In the immediate lead-up to the decision, EU regulators also acceded to US pressure, and agreed not to scrutinize foreign firms' reserve holdings if the SEC agreed to do so instead. A 1999 law, however, put the parent holding company of each of the big American brokerages beyond SEC oversight. In order for the agreement to go ahead, the investment banks lobbied for a decision that would allow "voluntary" inspection of their parent and subsidiary holdings by the SEC.
Yet in the amendment taken up by the Commission, the SEC stepped back from direct oversight of the performance of the firms and adequacy of their reserve holdings. Instead, the Commission deferred to the investment houses, and decided to rely on the firms' own computer models for determining the riskiness of investments, "essentially outsourcing the job of monitoring risk to the banks themselves."
The only briefing the Commission received that criticized the regulatory change proposed for adoption came from Leonard D. Bole, an information technology consultant, who found the risk models used by investors no better in 2004 than during the 1998 failure and bailout of the hedge fund, Long-Term Capital Management. The SEC's oversight arm took no action to contact Mr. Bole to follow up on the briefing that he submitted.
According to one of the SEC Commissioners of the period, Harvey J. Goldschmid, "the 2004 rule making gave us the ability to get information that would have been critical to sensible monitoring, and yet the S.E.C. didn't oversee well enough." Many of these failures to follow through on oversight responsibility are further documented in SEC Office of the Inspector General reports.

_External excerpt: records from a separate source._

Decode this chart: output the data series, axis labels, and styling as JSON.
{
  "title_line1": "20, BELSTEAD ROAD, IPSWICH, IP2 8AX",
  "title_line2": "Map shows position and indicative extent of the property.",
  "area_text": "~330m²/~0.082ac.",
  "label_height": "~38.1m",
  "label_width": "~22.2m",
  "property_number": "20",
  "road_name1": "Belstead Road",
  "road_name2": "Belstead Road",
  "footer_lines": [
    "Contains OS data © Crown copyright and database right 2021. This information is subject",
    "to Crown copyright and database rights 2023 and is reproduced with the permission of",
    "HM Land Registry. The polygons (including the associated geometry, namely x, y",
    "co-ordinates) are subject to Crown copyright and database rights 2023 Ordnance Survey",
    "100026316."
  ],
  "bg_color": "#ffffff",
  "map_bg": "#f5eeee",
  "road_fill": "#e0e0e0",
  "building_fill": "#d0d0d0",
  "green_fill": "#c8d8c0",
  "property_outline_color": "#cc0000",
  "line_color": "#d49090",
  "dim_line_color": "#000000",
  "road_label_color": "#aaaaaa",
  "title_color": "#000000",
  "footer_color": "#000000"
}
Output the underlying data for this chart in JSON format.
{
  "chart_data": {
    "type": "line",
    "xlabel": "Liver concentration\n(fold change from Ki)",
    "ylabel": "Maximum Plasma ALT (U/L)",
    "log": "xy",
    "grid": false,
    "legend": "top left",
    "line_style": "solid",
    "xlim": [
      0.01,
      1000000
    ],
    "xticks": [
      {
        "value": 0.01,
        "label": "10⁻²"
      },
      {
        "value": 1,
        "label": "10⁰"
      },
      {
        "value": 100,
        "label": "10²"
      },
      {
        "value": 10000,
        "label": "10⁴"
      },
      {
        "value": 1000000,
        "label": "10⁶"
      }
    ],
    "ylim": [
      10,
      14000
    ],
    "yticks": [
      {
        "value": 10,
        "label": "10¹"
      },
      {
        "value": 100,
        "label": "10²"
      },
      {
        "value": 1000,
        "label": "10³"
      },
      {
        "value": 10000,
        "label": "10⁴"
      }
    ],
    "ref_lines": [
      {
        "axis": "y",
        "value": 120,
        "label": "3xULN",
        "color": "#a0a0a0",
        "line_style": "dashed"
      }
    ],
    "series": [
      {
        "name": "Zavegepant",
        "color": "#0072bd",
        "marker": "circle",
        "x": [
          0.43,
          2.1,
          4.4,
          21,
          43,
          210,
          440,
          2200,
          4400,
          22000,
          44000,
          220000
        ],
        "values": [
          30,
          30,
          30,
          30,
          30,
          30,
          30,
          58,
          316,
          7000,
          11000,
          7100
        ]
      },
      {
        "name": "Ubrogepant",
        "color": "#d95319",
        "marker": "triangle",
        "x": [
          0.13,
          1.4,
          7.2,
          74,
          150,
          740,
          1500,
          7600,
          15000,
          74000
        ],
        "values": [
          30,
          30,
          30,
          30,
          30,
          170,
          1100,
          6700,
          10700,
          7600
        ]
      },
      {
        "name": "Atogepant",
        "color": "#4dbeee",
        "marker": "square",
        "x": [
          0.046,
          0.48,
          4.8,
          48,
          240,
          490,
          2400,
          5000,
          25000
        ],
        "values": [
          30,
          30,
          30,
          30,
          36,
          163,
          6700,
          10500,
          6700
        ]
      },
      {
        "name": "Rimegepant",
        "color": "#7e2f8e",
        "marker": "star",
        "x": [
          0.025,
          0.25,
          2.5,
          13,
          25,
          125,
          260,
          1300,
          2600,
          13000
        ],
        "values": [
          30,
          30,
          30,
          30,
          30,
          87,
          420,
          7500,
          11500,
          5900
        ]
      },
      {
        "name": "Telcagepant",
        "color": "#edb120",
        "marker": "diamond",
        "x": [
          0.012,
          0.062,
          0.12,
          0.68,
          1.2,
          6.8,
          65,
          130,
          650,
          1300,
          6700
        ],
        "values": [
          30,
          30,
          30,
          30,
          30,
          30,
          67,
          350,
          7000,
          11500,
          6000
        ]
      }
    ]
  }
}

Preceded by Harvey Pitt serving from 2001-2003 who supposedly instituted a policy of "real time enforcement" to make the SEC's enforcement efforts more effective, and led the SEC in the adoption of dozens of rules to implement the Sarbanes-Oxley Act. Pitt's tenure was highly controversial. In what USA Today called "a stunning end to his tumultous reign", Pitt resigned on November 5, 2002 (election day) citing "the turmoil surrounding my chairmanship" in his letter to the President. Pitt came under much criticism from Democrats for being allegedly too close to the accounting industry and subverting efforts to tighten regulation in the wake of the Enron scandal and other cases of corporate malfeasance.
Preceded by Arthur Levitt Jr. from 1993 to 2001.